While no further information is provided, one thing is clear: this “life-form,” if it can be called that (it uses a 12-base genome instead of the usual four bases) was designed. And a lab-created, intelligently designed, synthetic version of life certainly doesn’t prove that anything evolved!

And Don’t Miss . . .

  • U.S. president Barack Obama is pushing to change a Bush-era rule protecting doctors who do not wish to perform abortions, the Associated Press reports. The rule was intended to amplify laws already on the books by withholding federal funding to institutions failing to certify compliance with laws protecting the rights of moral objectors.
  • If you need a good example of how paleoartists creatively interpret (not necessarily dishonestly) the “facts,” National Geographic has a great example.
  • ScienceNOW carries a report on yet another promising method to produce viable stem cells without destroying human embryos.
  • Evolutionary ideas are increasingly applied to diverse fields. For the latest, see what the Economist has to say about evolution and cooking.
  • Learn how you, too, can help prove (and “help”) “evolution” every time you go fishing.
  • The Associated Press reports that the Roman Catholic church continues to accept evolution, even while rejecting atheism as “absurd.” Is it any more absurd than the idea that God is out there, and had nothing to do with our existence? In a related item, AiG expert Terry Mortenson responds to critics who posted items at OneNewsNow (a news site that covers us fairly).

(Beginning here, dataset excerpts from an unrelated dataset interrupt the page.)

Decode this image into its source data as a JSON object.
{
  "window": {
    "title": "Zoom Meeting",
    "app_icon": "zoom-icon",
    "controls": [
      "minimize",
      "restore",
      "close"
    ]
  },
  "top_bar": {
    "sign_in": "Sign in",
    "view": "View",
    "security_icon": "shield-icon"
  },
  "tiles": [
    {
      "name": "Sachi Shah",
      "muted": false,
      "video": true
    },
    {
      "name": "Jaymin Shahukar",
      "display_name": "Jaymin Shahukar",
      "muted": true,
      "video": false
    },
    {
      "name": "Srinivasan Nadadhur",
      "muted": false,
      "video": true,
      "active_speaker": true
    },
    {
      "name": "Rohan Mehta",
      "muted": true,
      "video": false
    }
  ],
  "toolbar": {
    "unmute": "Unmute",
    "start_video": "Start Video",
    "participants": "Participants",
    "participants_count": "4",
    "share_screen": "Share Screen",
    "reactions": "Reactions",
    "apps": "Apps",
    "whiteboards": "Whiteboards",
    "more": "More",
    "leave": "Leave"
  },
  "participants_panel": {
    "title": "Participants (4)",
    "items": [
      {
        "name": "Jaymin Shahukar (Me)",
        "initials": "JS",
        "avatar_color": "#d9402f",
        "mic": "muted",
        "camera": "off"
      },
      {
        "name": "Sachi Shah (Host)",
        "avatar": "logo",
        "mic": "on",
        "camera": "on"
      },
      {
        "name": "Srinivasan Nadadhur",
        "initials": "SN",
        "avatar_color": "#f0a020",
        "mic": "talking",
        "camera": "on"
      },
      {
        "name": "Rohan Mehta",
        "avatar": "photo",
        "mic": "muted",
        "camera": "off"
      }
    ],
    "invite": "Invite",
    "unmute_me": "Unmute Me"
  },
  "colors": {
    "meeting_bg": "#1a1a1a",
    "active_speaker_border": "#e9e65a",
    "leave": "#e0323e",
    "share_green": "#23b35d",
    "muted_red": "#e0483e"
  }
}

  • The Mail includes an interesting report about a supposed discovery of the Garden of Eden. While the archaeological site is indeed fascinating, we know that the original Garden of Eden would have been destroyed by the Flood, even though after the Flood humans may have used the same names for certain places.
  • Amid the flood of polls surrounding Darwin’s birthday, a new poll by pro-evolution think tank Theos suggests that inhabitants of Northern Ireland are the most likely of those living in the UK to be young-earth creationists.
  • Finally, we applaud Joseph David Advertising for winning an ADDY award for a commercial it produced for the Creation Museum.